Started in 1977, the Flyers Wives Fight for Life Carnival is an annual afternoon-long event dedicated to raising money for charity. The Wachovia Center, usually the home of the Philadelphia Flyers, was transformed from an arena to a display of sights and sounds.

The area usually occupied by ice during a hockey game was packed with fans enjoying games and musical entertainment while the concourse became home to DJs, moon bounces and autograph opportunities. The Phantoms spent the afternoon with fans playing carnival games such as the Gladiator Joust, took turns in the dunk tank and played video games Rockstar and Wii.

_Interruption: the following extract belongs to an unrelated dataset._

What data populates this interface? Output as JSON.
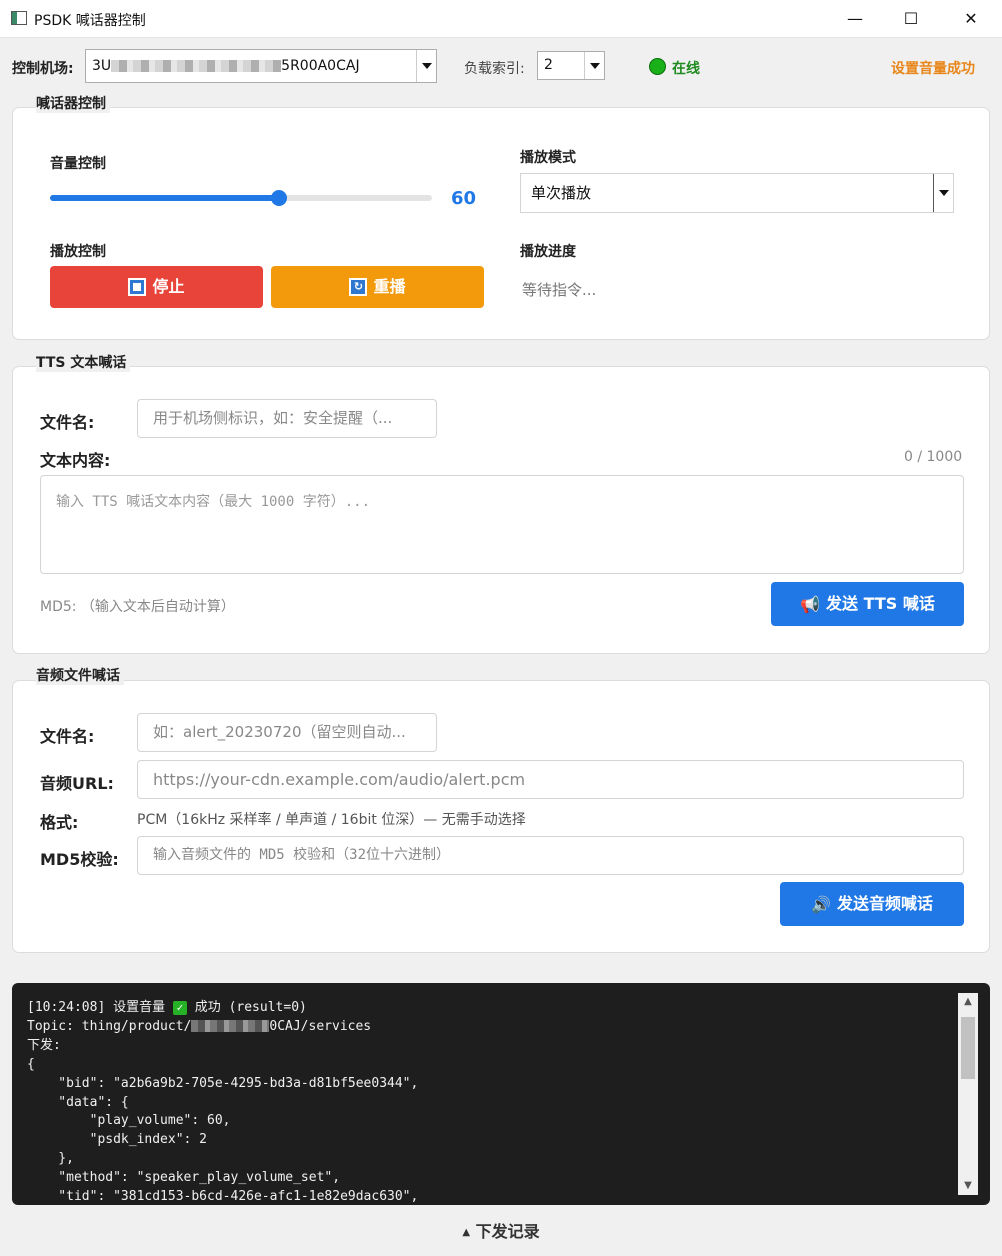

“It’s amazing how good of an arm these little kids have,” Phantoms defenseman Michael Ratchuk laughed after taking his turn in the dunk tank. “I got wet quite a few times today.”

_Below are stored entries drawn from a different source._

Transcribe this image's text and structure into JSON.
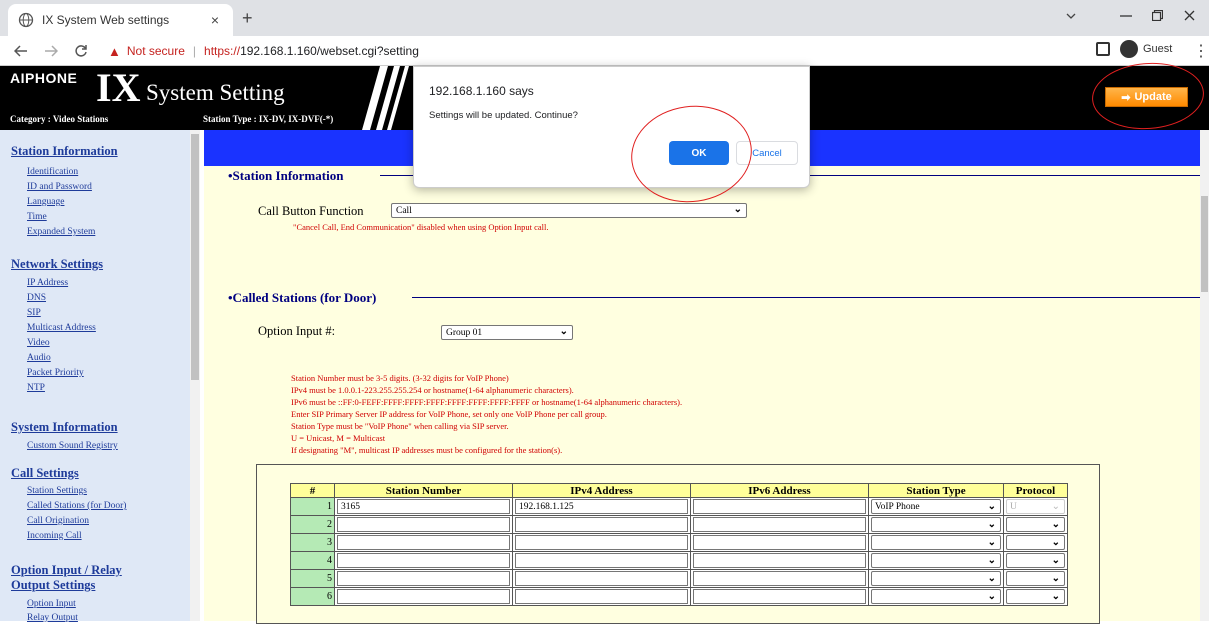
{
  "browser": {
    "tab_title": "IX System Web settings",
    "tab_close": "×",
    "new_tab": "+",
    "not_secure": "Not secure",
    "url_https": "https://",
    "url_rest": "192.168.1.160/webset.cgi?setting",
    "profile": "Guest",
    "icons": [
      "globe-icon",
      "back-icon",
      "forward-icon",
      "reload-icon",
      "warning-icon",
      "sidepanel-icon",
      "profile-icon",
      "menu-icon",
      "minimize-icon",
      "restore-icon",
      "close-icon",
      "dropdown-icon"
    ]
  },
  "header": {
    "brand": "AIPHONE",
    "product": "IX",
    "title": "System Setting",
    "category": "Category : Video Stations",
    "station_type": "Station Type : IX-DV, IX-DVF(-*)",
    "update_label": "Update"
  },
  "sidebar": {
    "sections": [
      {
        "title": "Station Information",
        "items": [
          "Identification",
          "ID and Password",
          "Language",
          "Time",
          "Expanded System"
        ]
      },
      {
        "title": "Network Settings",
        "items": [
          "IP Address",
          "DNS",
          "SIP",
          "Multicast Address",
          "Video",
          "Audio",
          "Packet Priority",
          "NTP"
        ]
      },
      {
        "title": "System Information",
        "items": [
          "Custom Sound Registry"
        ]
      },
      {
        "title": "Call Settings",
        "items": [
          "Station Settings",
          "Called Stations (for Door)",
          "Call Origination",
          "Incoming Call"
        ]
      },
      {
        "title": "Option Input / Relay Output Settings",
        "title_lines": [
          "Option Input / Relay",
          "Output Settings"
        ],
        "items": [
          "Option Input",
          "Relay Output"
        ]
      }
    ]
  },
  "main": {
    "station_info_title": "•Station Information",
    "call_button_label": "Call Button Function",
    "call_button_value": "Call",
    "call_note": "\"Cancel Call, End Communication\" disabled when using Option Input call.",
    "called_title": "•Called Stations (for Door)",
    "option_input_label": "Option Input #:",
    "option_input_value": "Group 01",
    "notes": [
      "Station Number must be 3-5 digits. (3-32 digits for VoIP Phone)",
      "IPv4 must be 1.0.0.1-223.255.255.254 or hostname(1-64 alphanumeric characters).",
      "IPv6 must be ::FF:0-FEFF:FFFF:FFFF:FFFF:FFFF:FFFF:FFFF:FFFF or hostname(1-64 alphanumeric characters).",
      "Enter SIP Primary Server IP address for VoIP Phone, set only one VoIP Phone per call group.",
      "Station Type must be \"VoIP Phone\" when calling via SIP server.",
      "U = Unicast, M = Multicast",
      "If designating \"M\", multicast IP addresses must be configured for the station(s)."
    ],
    "table": {
      "headers": [
        "#",
        "Station Number",
        "IPv4 Address",
        "IPv6 Address",
        "Station Type",
        "Protocol"
      ],
      "rows": [
        {
          "n": "1",
          "station": "3165",
          "ipv4": "192.168.1.125",
          "ipv6": "",
          "type": "VoIP Phone",
          "protocol": "U"
        },
        {
          "n": "2",
          "station": "",
          "ipv4": "",
          "ipv6": "",
          "type": "",
          "protocol": ""
        },
        {
          "n": "3",
          "station": "",
          "ipv4": "",
          "ipv6": "",
          "type": "",
          "protocol": ""
        },
        {
          "n": "4",
          "station": "",
          "ipv4": "",
          "ipv6": "",
          "type": "",
          "protocol": ""
        },
        {
          "n": "5",
          "station": "",
          "ipv4": "",
          "ipv6": "",
          "type": "",
          "protocol": ""
        },
        {
          "n": "6",
          "station": "",
          "ipv4": "",
          "ipv6": "",
          "type": "",
          "protocol": ""
        }
      ]
    }
  },
  "dialog": {
    "title": "192.168.1.160 says",
    "message": "Settings will be updated. Continue?",
    "ok_label": "OK",
    "cancel_label": "Cancel"
  },
  "colors": {
    "annotation": "#e02020",
    "content_bg": "#ffffe0",
    "blue_bar": "#1a33ff",
    "link": "#1e3b9a",
    "accent": "#1a73e8"
  }
}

Throughout the afternoon, fans had the opportunity to meet their favorite Philadelphia Phantoms along with members of the Flyers and alumni. Although the main aim of the event was fundraising, perhaps the greatest impact that the carnival had was on the fans that got to personally meet their hockey heroes.

“The most fun part about my day so far has been seeing the smiles on kids’ faces when they get an autograph,” center Jared Ross said.
The day was busy and long for the Phantoms, but all players were in agreement that an afternoon filled with meeting fans was an entertaining and successful way to give back to the community.

“It’s not often that you get to interact like this with your teammates and the Flyers as well as fans.” Phantoms defenseman Danny Syvret said. “It’s pretty fun to get to see the smiles on everyone’s faces and see the fans have a good time and have it all be for a good cause.”

phi-carnival2_200.jpgThe proceeds from the general admission tickets, games and merchandise raised by the Comcast-Spectacor Foundation will be dedicated to charities throughout the greater Philadelphia region. This year’s event drew thousands of fans in what has annually become one of the largest sports fundraisers in the country.

The first Carnival was held February 1, 1977 and raised over $90,000. Later that same year, former Flyers defenseman Barry Ashbee passed away from leukemia and provided a focus for the proceeds from the inaugural Carnival event.

The profits from the ’77 event were donated to Hahnemann University Hospital, which led to the formation of the Barry Ashbee Research Laboratories.

This first Carnival began a tradition of donating the monies raised to many charities within the Philadelphia community. While the Barry Ashbee Laboratory continues to remain a recipient, the Flyers Wives have joined together to make donations to Philadelphia organizations such as the Greater Philadelphia Food Bank and the St. Agnes Medical Center Surgical Services.

The co-chairs for this year’s Carnival were Holly Cote and Sylvie Briere, wives of Flyers Riley Cote and Danny Briere. While the individual wives of Flyers and Phantoms wives are involved with individual charities throughout the season, they team up together to organize the Carnival. While it is the Flyers Wives name that gets attributed to the Carnival, it was the entire Flyers organization that played a role in the event’s success.

“In the end there are so many people that have to put their time and energy into making this such a great day,” Sylvie Briere said. “We get all the thanks, but it definitely goes above and beyond ourselves. The event goes so much further with the efforts of other people.”